Someone has mistakenly taught you that you need extra words and nonsense in a police report. You don’t. Get straight to the point. Police officers have other things to do with their time.
Several times you wrote “male boys.” Boys are always male!
In paragraph 3 you could write, “When they saw me” instead of “When the two male boys saw my patrol vehicle.”
Don’t write “what appeared to be.” It doesn’t add anything useful. Stick to what you saw: two boys, smoke. And you don’t need to write “my fully marked patrol vehicle.”
Be careful also with usage. For example, you omitted the -ed ending on “noticed.”

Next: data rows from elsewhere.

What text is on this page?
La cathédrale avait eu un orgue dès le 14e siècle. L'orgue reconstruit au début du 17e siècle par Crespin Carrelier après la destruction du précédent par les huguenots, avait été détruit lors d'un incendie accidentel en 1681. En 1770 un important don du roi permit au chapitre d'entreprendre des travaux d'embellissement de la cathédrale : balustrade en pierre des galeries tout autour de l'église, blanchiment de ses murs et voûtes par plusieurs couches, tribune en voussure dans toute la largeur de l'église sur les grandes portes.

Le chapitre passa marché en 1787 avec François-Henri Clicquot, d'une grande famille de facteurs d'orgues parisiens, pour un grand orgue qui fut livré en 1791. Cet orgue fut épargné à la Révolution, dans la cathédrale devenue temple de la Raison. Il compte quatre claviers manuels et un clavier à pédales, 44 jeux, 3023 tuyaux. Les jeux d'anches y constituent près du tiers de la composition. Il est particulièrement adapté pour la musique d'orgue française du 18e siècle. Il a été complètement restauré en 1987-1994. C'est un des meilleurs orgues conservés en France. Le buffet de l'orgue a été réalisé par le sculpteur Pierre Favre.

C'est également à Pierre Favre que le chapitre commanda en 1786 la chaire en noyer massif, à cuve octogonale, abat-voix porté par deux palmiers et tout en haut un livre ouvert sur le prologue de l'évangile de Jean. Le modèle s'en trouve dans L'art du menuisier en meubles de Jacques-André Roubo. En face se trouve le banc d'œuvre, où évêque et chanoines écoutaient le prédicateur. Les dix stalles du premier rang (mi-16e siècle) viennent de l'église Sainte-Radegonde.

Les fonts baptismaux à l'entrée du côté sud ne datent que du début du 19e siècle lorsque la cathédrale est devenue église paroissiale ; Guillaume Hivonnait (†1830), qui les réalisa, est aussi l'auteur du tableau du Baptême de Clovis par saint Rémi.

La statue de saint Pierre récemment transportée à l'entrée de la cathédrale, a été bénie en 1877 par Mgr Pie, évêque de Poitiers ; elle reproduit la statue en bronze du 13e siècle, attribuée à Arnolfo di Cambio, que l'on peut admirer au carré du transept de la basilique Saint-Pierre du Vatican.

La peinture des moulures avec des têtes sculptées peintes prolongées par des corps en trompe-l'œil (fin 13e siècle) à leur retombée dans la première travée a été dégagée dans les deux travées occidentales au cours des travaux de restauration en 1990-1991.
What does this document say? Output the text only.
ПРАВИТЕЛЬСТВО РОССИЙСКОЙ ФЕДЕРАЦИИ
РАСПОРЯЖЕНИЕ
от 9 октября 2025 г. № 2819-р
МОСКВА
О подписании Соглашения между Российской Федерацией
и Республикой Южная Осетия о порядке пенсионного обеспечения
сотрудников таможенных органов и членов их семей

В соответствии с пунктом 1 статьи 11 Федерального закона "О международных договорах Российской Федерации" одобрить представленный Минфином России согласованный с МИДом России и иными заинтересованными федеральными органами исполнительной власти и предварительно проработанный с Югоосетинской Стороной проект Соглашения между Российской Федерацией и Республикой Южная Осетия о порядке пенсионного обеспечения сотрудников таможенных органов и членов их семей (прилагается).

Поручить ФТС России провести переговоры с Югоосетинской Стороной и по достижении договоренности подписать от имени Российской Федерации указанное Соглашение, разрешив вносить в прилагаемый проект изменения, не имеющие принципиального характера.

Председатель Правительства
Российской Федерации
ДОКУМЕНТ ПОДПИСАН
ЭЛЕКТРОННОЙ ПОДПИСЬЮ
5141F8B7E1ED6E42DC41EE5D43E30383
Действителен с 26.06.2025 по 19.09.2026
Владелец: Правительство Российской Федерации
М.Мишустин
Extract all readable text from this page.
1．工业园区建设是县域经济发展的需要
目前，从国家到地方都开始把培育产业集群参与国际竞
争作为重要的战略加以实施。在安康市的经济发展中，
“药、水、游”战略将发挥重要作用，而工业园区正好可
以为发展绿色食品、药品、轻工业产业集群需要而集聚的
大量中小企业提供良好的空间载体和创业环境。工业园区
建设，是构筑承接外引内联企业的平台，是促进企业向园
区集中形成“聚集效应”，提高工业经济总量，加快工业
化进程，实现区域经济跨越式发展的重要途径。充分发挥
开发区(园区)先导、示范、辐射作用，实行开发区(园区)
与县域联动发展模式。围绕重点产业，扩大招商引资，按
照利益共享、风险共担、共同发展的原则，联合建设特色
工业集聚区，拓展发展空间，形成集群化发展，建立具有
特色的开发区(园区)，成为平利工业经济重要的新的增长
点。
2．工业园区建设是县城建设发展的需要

- Jean Post author August 15, 2017 at 7:38 pm Good report! Be careful with passed (an action) and past (time that has come and gone). Don’t capitalize south when you mean a direction. Omit “body” after “Jimmy Tonger and Sam Stone.”
- jdancerSeptember 12, 2017 at 11:03 am Your writing is fine! I hope you do well on the next test. I wouldn’t use quotation marks for the name of a business (Cathy’s Cafe). You wrote “there” instead of “the.” Your report has some unnecessary words – a common problem with police reports. For example, you don’t need “then” and “back” with “I returned.” I’ve posted my own version of the police report that you can read online and compare with yours.
- JosieSeptember 13, 2017 at 6:49 am Thank you for you suggestions 🙂 i will have a read!
- Jean Post author October 9, 2017 at 11:34 am Well done, Trey!